Yesterday (March 22nd) was World Water day and my recent visits to the field made me pause and think about the tremendous strides that have been made in parts of India to bring clean water to every village. Just last week, the Villgro fellows were in Hyderabad, visiting the rural water plants of Naandi and Byrraju Foundations. Both organizations have similar operations of establishing water filtration plants in rural villages, which provide clean water for consumption at a price of ~Rs. 2 per day for each family (assuming a consumption of 12L).
How it works:
1. Villages demonstrate that they want and can support a water plant by collecting a portion of the funds to contribute to the building costs, which also creates a sense of ownership
2. Naandi and Byrraju Foundations conduct due diligence on the village including a feasibility study and evaluation of need
3. Local panchayats (village heads) allocate land or a building for the installation of the water plant; Naandi and Byrraju work with the community to plan the building to make sure that the community’s needs are incorporated
4. Naandi and Byrraju raise the additional funds for the cost of building and installation of the water filtration system
5. Local people are trained and employed to be the plant supervisors and managers (Naandi’s model has 2 employees per plant vs. 4 employees per Byrraju plant)
6. One employee serves as a sales and awareness building representative, who encourages village households to use the facility
7. Each household pays an initial ~Rs.100 – 150 for a 12L or 20L water jug as a membership fee and then pays a monthly ~Rs. 60 for daily water usage; purchases are tracked with a membership card
8. Operational costs of employee salaries and filtration system maintenance are covered by the pay-per-use model
Best Practices
Visiting both facilities, there were also a few best practices which I think are worth sharing:
1. Instill practices to encourage usage of clean water – Naandi’s membership card has 30 slots for each day of the month. When households come to collect their water each day, the appropriate slot is marked off. Households pay Rs.60 for the monthly card of 30 days and cannot roll over any missed days. According to health studies, 12L is the amount that an average household needs to consume daily, so the objective here is to encourage households to consumer only clean water by forcing them to collect 12L per day or losing that option value.

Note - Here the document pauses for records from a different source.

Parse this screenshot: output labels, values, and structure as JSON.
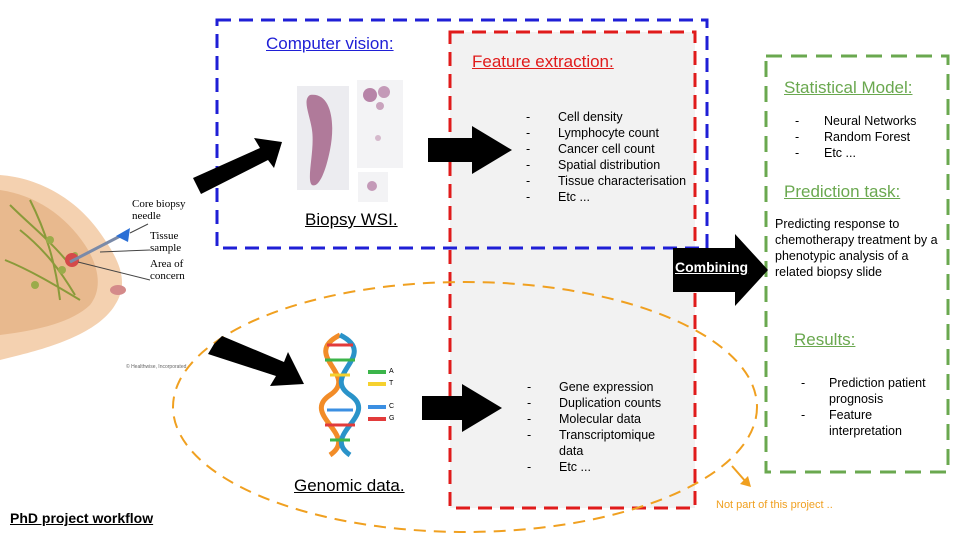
{
  "boxes": {
    "computer_vision_title": "Computer vision:",
    "feature_extraction_title": "Feature extraction:",
    "statistical_model_title": "Statistical Model:",
    "prediction_task_title": "Prediction task:",
    "results_title": "Results:"
  },
  "image_features": [
    "Cell density",
    "Lymphocyte count",
    "Cancer cell count",
    "Spatial distribution",
    "Tissue characterisation",
    "Etc ..."
  ],
  "genomic_features": [
    "Gene expression",
    "Duplication counts",
    "Molecular data",
    "Transcriptomique data",
    "Etc ..."
  ],
  "models": [
    "Neural Networks",
    "Random Forest",
    "Etc ..."
  ],
  "prediction_text": "Predicting response to chemotherapy treatment by a phenotypic analysis of a related biopsy slide",
  "results": [
    "Prediction patient prognosis",
    "Feature interpretation"
  ],
  "labels": {
    "biopsy": "Biopsy WSI.",
    "genomic": "Genomic data.",
    "combining": "Combining",
    "not_part": "Not part of this project ..",
    "workflow": "PhD project workflow"
  },
  "anatomy": {
    "needle": "Core biopsy needle",
    "tissue": "Tissue sample",
    "area": "Area of concern",
    "credit": "© Healthwise, Incorporated"
  },
  "dna_letters": [
    "A",
    "T",
    "C",
    "G"
  ],
  "colors": {
    "blue": "#1f1fd6",
    "red": "#e01b1b",
    "green": "#6aa84f",
    "orange": "#f0a020",
    "gray_fill": "#f2f2f2"
  }
}
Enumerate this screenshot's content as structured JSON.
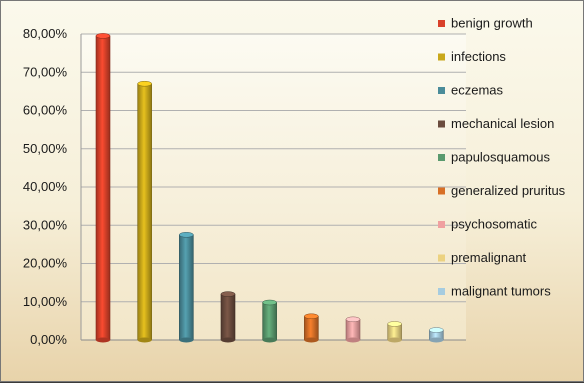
{
  "chart_data": {
    "type": "bar",
    "categories": [
      "benign  growth",
      "infections",
      "eczemas",
      "mechanical lesion",
      "papulosquamous",
      "generalized pruritus",
      "psychosomatic",
      "premalignant",
      "malignant tumors"
    ],
    "values": [
      79.5,
      67.0,
      27.5,
      12.0,
      9.8,
      6.2,
      5.4,
      4.2,
      2.6
    ],
    "colors": [
      "#d9412a",
      "#c9a81a",
      "#4a8c9a",
      "#6b4c3e",
      "#5a9a6e",
      "#d86f26",
      "#f0a0a0",
      "#ecd280",
      "#a6cce0"
    ],
    "title": "",
    "xlabel": "",
    "ylabel": "",
    "ylim": [
      0,
      80
    ],
    "yticks": [
      "0,00%",
      "10,00%",
      "20,00%",
      "30,00%",
      "40,00%",
      "50,00%",
      "60,00%",
      "70,00%",
      "80,00%"
    ],
    "grid": true,
    "legend_position": "right"
  }
}
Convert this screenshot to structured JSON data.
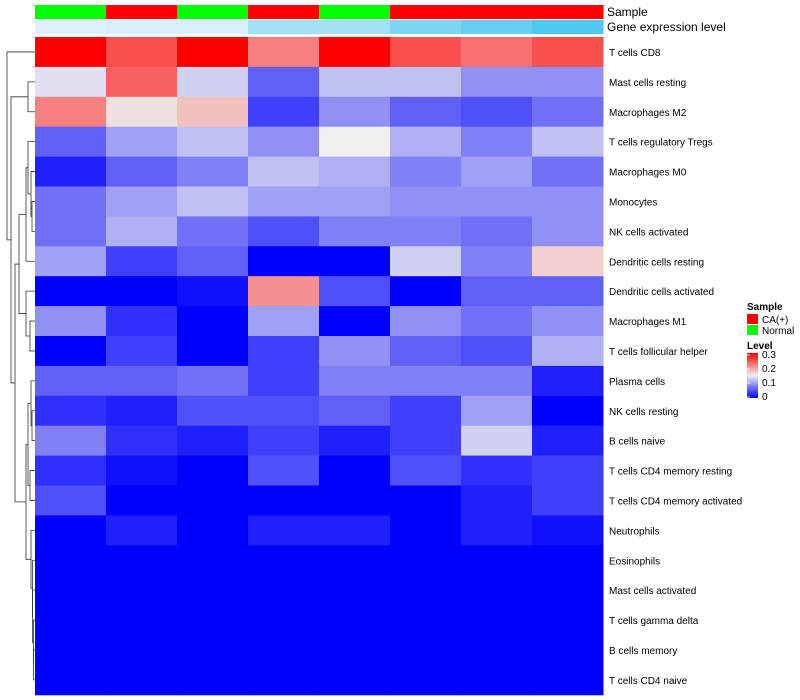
{
  "chart_data": {
    "type": "heatmap",
    "annotation_tracks": [
      {
        "name": "Sample",
        "values": [
          "Normal",
          "CA(+)",
          "Normal",
          "CA(+)",
          "Normal",
          "CA(+)",
          "CA(+)",
          "CA(+)"
        ]
      },
      {
        "name": "Gene expression level",
        "values": [
          0.05,
          0.1,
          0.1,
          0.45,
          0.45,
          0.7,
          0.85,
          1.0
        ]
      }
    ],
    "rows": [
      "T cells CD8",
      "Mast cells resting",
      "Macrophages M2",
      "T cells regulatory  Tregs",
      "Macrophages M0",
      "Monocytes",
      "NK cells activated",
      "Dendritic cells resting",
      "Dendritic cells activated",
      "Macrophages M1",
      "T cells follicular helper",
      "Plasma cells",
      "NK cells resting",
      "B cells naive",
      "T cells CD4 memory resting",
      "T cells CD4 memory activated",
      "Neutrophils",
      "Eosinophils",
      "Mast cells activated",
      "T cells gamma delta",
      "B cells memory",
      "T cells CD4 naive"
    ],
    "values": [
      [
        0.3,
        0.25,
        0.3,
        0.22,
        0.3,
        0.25,
        0.23,
        0.25
      ],
      [
        0.14,
        0.24,
        0.13,
        0.06,
        0.12,
        0.12,
        0.09,
        0.09
      ],
      [
        0.22,
        0.16,
        0.18,
        0.04,
        0.09,
        0.06,
        0.05,
        0.07
      ],
      [
        0.06,
        0.1,
        0.12,
        0.09,
        0.15,
        0.11,
        0.08,
        0.12
      ],
      [
        0.02,
        0.06,
        0.08,
        0.12,
        0.11,
        0.08,
        0.1,
        0.07
      ],
      [
        0.07,
        0.1,
        0.12,
        0.1,
        0.1,
        0.09,
        0.09,
        0.09
      ],
      [
        0.07,
        0.11,
        0.07,
        0.05,
        0.08,
        0.08,
        0.07,
        0.09
      ],
      [
        0.1,
        0.04,
        0.06,
        0.0,
        0.0,
        0.13,
        0.08,
        0.17
      ],
      [
        0.0,
        0.0,
        0.01,
        0.21,
        0.05,
        0.0,
        0.06,
        0.06
      ],
      [
        0.09,
        0.03,
        0.0,
        0.1,
        0.0,
        0.09,
        0.07,
        0.09
      ],
      [
        0.0,
        0.04,
        0.0,
        0.04,
        0.09,
        0.06,
        0.05,
        0.11
      ],
      [
        0.06,
        0.06,
        0.07,
        0.04,
        0.08,
        0.08,
        0.08,
        0.02
      ],
      [
        0.03,
        0.02,
        0.05,
        0.05,
        0.06,
        0.04,
        0.1,
        0.0
      ],
      [
        0.08,
        0.03,
        0.02,
        0.04,
        0.02,
        0.04,
        0.13,
        0.02
      ],
      [
        0.03,
        0.01,
        0.0,
        0.05,
        0.0,
        0.05,
        0.03,
        0.04
      ],
      [
        0.05,
        0.0,
        0.0,
        0.0,
        0.0,
        0.0,
        0.02,
        0.04
      ],
      [
        0.0,
        0.02,
        0.0,
        0.02,
        0.02,
        0.0,
        0.02,
        0.01
      ],
      [
        0.0,
        0.0,
        0.0,
        0.0,
        0.0,
        0.0,
        0.0,
        0.0
      ],
      [
        0.0,
        0.0,
        0.0,
        0.0,
        0.0,
        0.0,
        0.0,
        0.0
      ],
      [
        0.0,
        0.0,
        0.0,
        0.0,
        0.0,
        0.0,
        0.0,
        0.0
      ],
      [
        0.0,
        0.0,
        0.0,
        0.0,
        0.0,
        0.0,
        0.0,
        0.0
      ],
      [
        0.0,
        0.0,
        0.0,
        0.0,
        0.0,
        0.0,
        0.0,
        0.0
      ]
    ],
    "color_scale": {
      "min": 0,
      "mid": 0.15,
      "max": 0.3,
      "low": "#0000FF",
      "middle": "#F0F0F0",
      "high": "#FF0000"
    },
    "gene_level_scale": {
      "low": "#E6F4FA",
      "high": "#4FC8F0"
    },
    "legend": {
      "sample": {
        "title": "Sample",
        "entries": [
          {
            "label": "CA(+)",
            "color": "#FF0000"
          },
          {
            "label": "Normal",
            "color": "#00FF00"
          }
        ]
      },
      "level": {
        "title": "Level",
        "ticks": [
          "0.3",
          "0.2",
          "0.1",
          "0"
        ]
      }
    }
  }
}
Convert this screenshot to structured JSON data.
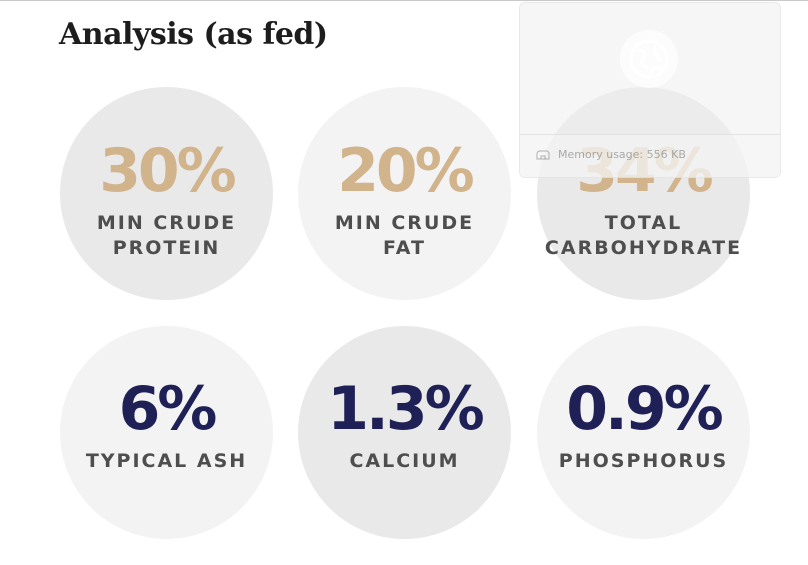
{
  "page": {
    "title": "Analysis (as fed)"
  },
  "stats": [
    {
      "value": "30%",
      "label_line1": "MIN CRUDE",
      "label_line2": "PROTEIN"
    },
    {
      "value": "20%",
      "label_line1": "MIN CRUDE",
      "label_line2": "FAT"
    },
    {
      "value": "34%",
      "label_line1": "TOTAL",
      "label_line2": "CARBOHYDRATE"
    },
    {
      "value": "6%",
      "label_line1": "TYPICAL ASH"
    },
    {
      "value": "1.3%",
      "label_line1": "CALCIUM"
    },
    {
      "value": "0.9%",
      "label_line1": "PHOSPHORUS"
    }
  ],
  "overlay": {
    "memory_text": "Memory usage: 556 KB",
    "icon": "globe-icon"
  },
  "colors": {
    "accent_tan": "#d2b48c",
    "accent_navy": "#1f2156",
    "label_gray": "#4e4e4e",
    "circle_light": "#f3f3f3",
    "circle_dark": "#e9e9e9"
  }
}
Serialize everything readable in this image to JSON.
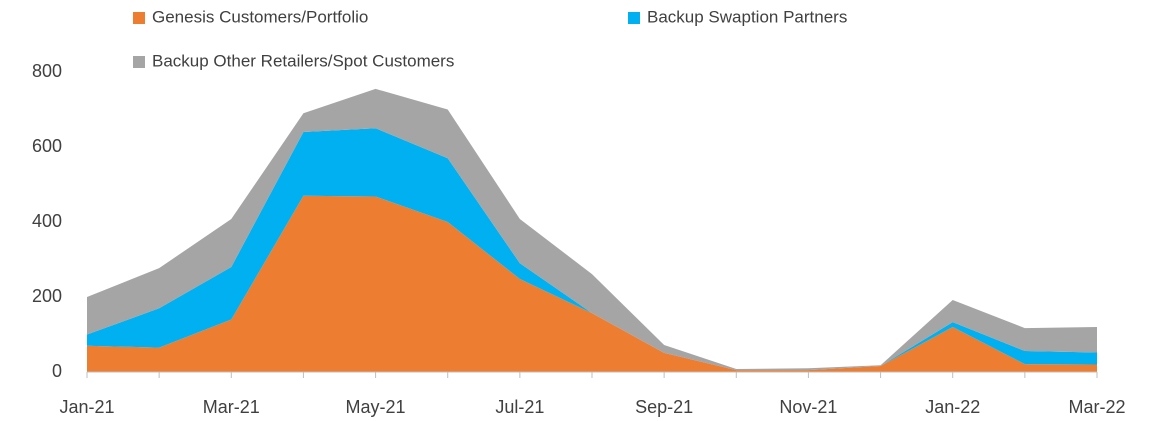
{
  "chart_data": {
    "type": "stacked_area",
    "categories": [
      "Jan-21",
      null,
      "Mar-21",
      null,
      "May-21",
      null,
      "Jul-21",
      null,
      "Sep-21",
      null,
      "Nov-21",
      null,
      "Jan-22",
      null,
      "Mar-22"
    ],
    "series": [
      {
        "name": "Genesis Customers/Portfolio",
        "color": "#ED7D31",
        "values": [
          70,
          65,
          140,
          470,
          468,
          400,
          248,
          157,
          51,
          5,
          5,
          16,
          120,
          21,
          20
        ]
      },
      {
        "name": "Backup Swaption Partners",
        "color": "#00B0F0",
        "values": [
          30,
          105,
          140,
          170,
          182,
          170,
          42,
          0,
          0,
          0,
          0,
          0,
          13,
          35,
          32
        ]
      },
      {
        "name": "Backup Other Retailers/Spot Customers",
        "color": "#A5A5A5",
        "values": [
          100,
          107,
          128,
          50,
          105,
          130,
          118,
          104,
          21,
          3,
          5,
          2,
          59,
          61,
          68
        ]
      }
    ],
    "ylim": [
      0,
      800
    ],
    "yticks": [
      0,
      200,
      400,
      600,
      800
    ],
    "legend": "top"
  }
}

2. Make it a water party - the water plant in Nellutla that we visited was a community center as much as it was a clean water source. The multiple taps and self-service model encouraged villagers to come in the mornings and evenings around the same time to commune as well as to collect their water. The plant was also located right by the village temple. The village also hosted parties around the water plant, since it was centrally located and was a natural gathering place.
3. Increase transparency and accountability of the NGO – at the Nellutla water plant, there was a prominent plaque on the building displaying the donors who contributed to the building. But what was more remarkable was the display of the responsible parties and their contact information. The manager of Naandi’s water project was clearly listed along with his mobile number. Any time that the villagers had a problem with the plant, they knew who to call.
It may sound simple, but it is truly impressive what Naandi and Byrraju have done in just the last few years. Naandi aims to be in 400 villages by the end of the year, which at an estimated 2,000 people per village could potentially impact 800K people! Both Naandi and Byrraju currently operate in Andhra Pradesh, which has one of the country’s greatest needs for clean water. The lessons learned there will certainly need to be brought to other states in India – there are still millions of people waiting for access to clean water.